高松さんは、この当時先輩から言われたことを今でも大切にしているという。

高松さん:毎日賄いをひとりで作るのですが、それがまぁ大変で。必ず名前のある料理を作る、フランス料理を週に二回作る等の決まりもあり、とにかく必死でした。そのときに先輩が「毎日同じものを作ってもいいから、毎日成長していってくれ」と言ってくれて、一週間同じものを作ったこともあります。それが自分を成長させてくれたと思っています。僕より若い世代の人にも、同じことを何回も何回もやってみる事の大切さを伝えたいです。たまたまうまくいくとできた気になってしまうけど、何回もやることによって毎回気づきがあって、いつか自分のものになるから。

来てくれたひとが元気になるような
空間をつくりたい
Apollo Barに学ぶ自由であたたかい空間

2023年7月からワーキングホリデービザを使って、コペンハーゲンの街の真ん中に佇むカフェ「Apollo Bar」で働き始めた高松さん。この場所を選んだのは、北欧のレストランシーンを見たいという思い以上にオーナーのフレデリックさんと働いてみたいと思ったから。
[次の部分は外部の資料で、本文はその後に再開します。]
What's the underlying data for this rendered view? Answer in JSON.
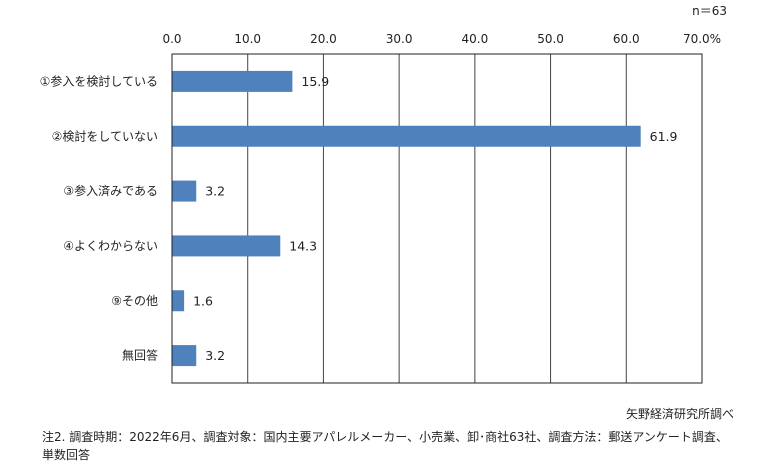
{
  "chart_data": {
    "type": "bar",
    "orientation": "horizontal",
    "n_label": "n＝63",
    "categories": [
      "①参入を検討している",
      "②検討をしていない",
      "③参入済みである",
      "④よくわからない",
      "⑨その他",
      "無回答"
    ],
    "values": [
      15.9,
      61.9,
      3.2,
      14.3,
      1.6,
      3.2
    ],
    "value_labels": [
      "15.9",
      "61.9",
      "3.2",
      "14.3",
      "1.6",
      "3.2"
    ],
    "ticks": [
      "0.0",
      "10.0",
      "20.0",
      "30.0",
      "40.0",
      "50.0",
      "60.0",
      "70.0%"
    ],
    "xlim": [
      0,
      70
    ],
    "grid": true,
    "bar_color": "#4f81bd"
  },
  "footer": {
    "source": "矢野経済研究所調べ",
    "note_line1": "注2. 調査時期：2022年6月、調査対象：国内主要アパレルメーカー、小売業、卸･商社63社、調査方法：郵送アンケート調査、",
    "note_line2": "単数回答"
  }
}
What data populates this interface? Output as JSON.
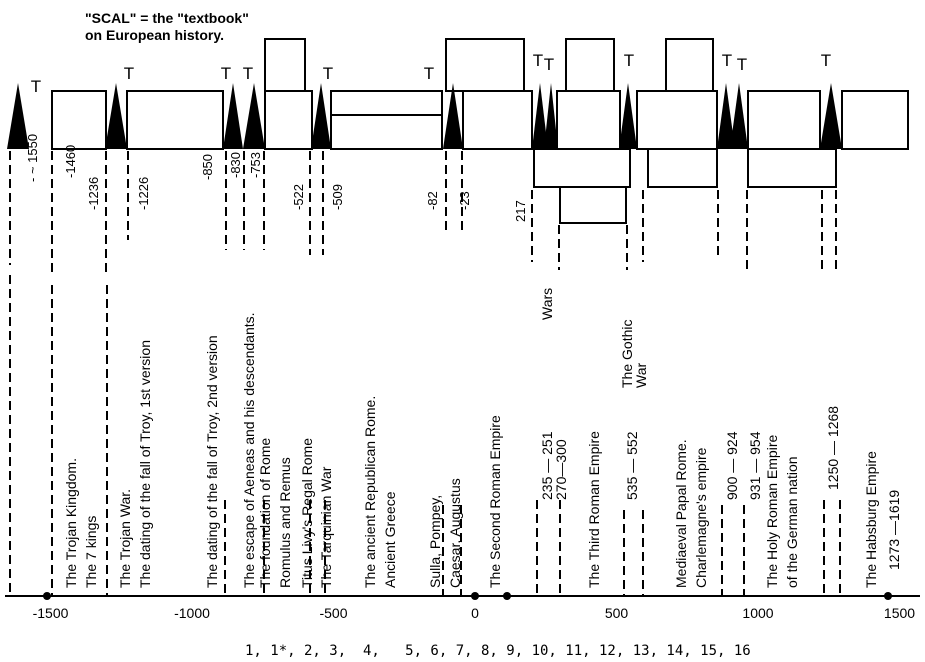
{
  "header": {
    "line1": "\"SCAL\" = the \"textbook\"",
    "line2": "on European history."
  },
  "t_marker": "T",
  "top_years": [
    "- ~ 1550",
    "-1460",
    "-1236",
    "-1226",
    "-850",
    "-830",
    "-753",
    "-522",
    "-509",
    "-82",
    "-23",
    "217"
  ],
  "events": [
    {
      "lines": [
        "The Trojan Kingdom.",
        "The 7 kings"
      ]
    },
    {
      "lines": [
        "The Trojan War.",
        "The dating of the fall of Troy, 1st version"
      ]
    },
    {
      "lines": [
        "The dating of the fall of Troy, 2nd version"
      ]
    },
    {
      "lines": [
        "The escape of Aeneas and his descendants."
      ]
    },
    {
      "lines": [
        "The foundation of Rome",
        "Romulus and Remus"
      ]
    },
    {
      "lines": [
        "Titus Livy's Regal Rome"
      ]
    },
    {
      "lines": [
        "The Tarquinian War"
      ]
    },
    {
      "lines": [
        "The ancient Republican Rome.",
        "Ancient Greece"
      ]
    },
    {
      "lines": [
        "Sulla, Pompey,",
        "Caesar, Augustus"
      ]
    },
    {
      "lines": [
        "The Second Roman Empire"
      ]
    },
    {
      "lines": [
        "Wars"
      ]
    },
    {
      "lines": [
        "235 — 251"
      ]
    },
    {
      "lines": [
        "270—300"
      ]
    },
    {
      "lines": [
        "The Third Roman Empire"
      ]
    },
    {
      "lines": [
        "The Gothic",
        "War"
      ]
    },
    {
      "lines": [
        "535 — 552"
      ]
    },
    {
      "lines": [
        "Mediaeval Papal Rome.",
        "Charlemagne's empire"
      ]
    },
    {
      "lines": [
        "900 — 924"
      ]
    },
    {
      "lines": [
        "931 — 954"
      ]
    },
    {
      "lines": [
        "The Holy Roman Empire",
        "of the German nation"
      ]
    },
    {
      "lines": [
        "1250 — 1268"
      ]
    },
    {
      "lines": [
        "The Habsburg Empire"
      ]
    },
    {
      "lines": [
        "1273 —1619"
      ]
    }
  ],
  "axis": {
    "ticks": [
      "-1500",
      "-1000",
      "-500",
      "0",
      "500",
      "1000",
      "1500"
    ],
    "min": -1650,
    "max": 1650
  },
  "sequence": "1, 1*, 2, 3,  4,   5, 6, 7, 8, 9, 10, 11, 12, 13, 14, 15, 16"
}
Apollo Barで働く高松さん。左がオーナーのフレデリックさん
コペンハーゲンの風景

高松さん:フレデリックを知ったのは、コロナ中のことでした。レストランも開けられず外出もできない時期に、フレデリックが自身の子どもたちとホームクッキングをしている様子をSNSに投稿していて。不安定なご時世、家の中でご飯を囲むときくらいは幸せでいよう!というメッセージで、それがすごく好きだったんです。あたたかい人間性が滲み出ていますよね。

高松さんはフレデリックさんに感化され、家で料理を作ってSNSに投稿したところ、なんと本人からメッセージが届いたという。

高松さん:デンマークの国民性やものづくりにも興味があったので、コロナが落ち着いたら必ず行ってみようと、現在に至ります。ここでは料理ももちろんですが、フレデリック始めチームのホスピタリティ精神溢れる空間創りから学べることが本当に多いです。レストランやカフェって、食事の場であって元気になれる場所でありたい。その人と人の間にはおいしい料理や飲み物があります。思い返してみれば、子どものころによく行った地元のイタリア料理のレストランは、それが調和していたから好きだったんだな、と。僕もいつかそういう空間をつくれるようになりたいです。

いずれは地元・富山に帰って、自分のお店を持ちたいと考えている高松さん。
料理を軸にしながらも、その枠だけに捉われることなく空間全体で幸せを届けるために、彼の探究の旅はまだまだ続く。

高松さん:オーガニック料理のカリスマとして世界で注目を集める、アリス・ウォータースの完全レシピ集です。アリス・ウォータースが好きで、いくつか本を持っていますが、本当にどれもいい本です。その中でもこの本は誰が読んでもおなかがぐーっと鳴ってしまうような素敵な本です。食材をはじめ、食への愛や敬意が溢れていて読んでいるだけで心がぽかぽかしてきます。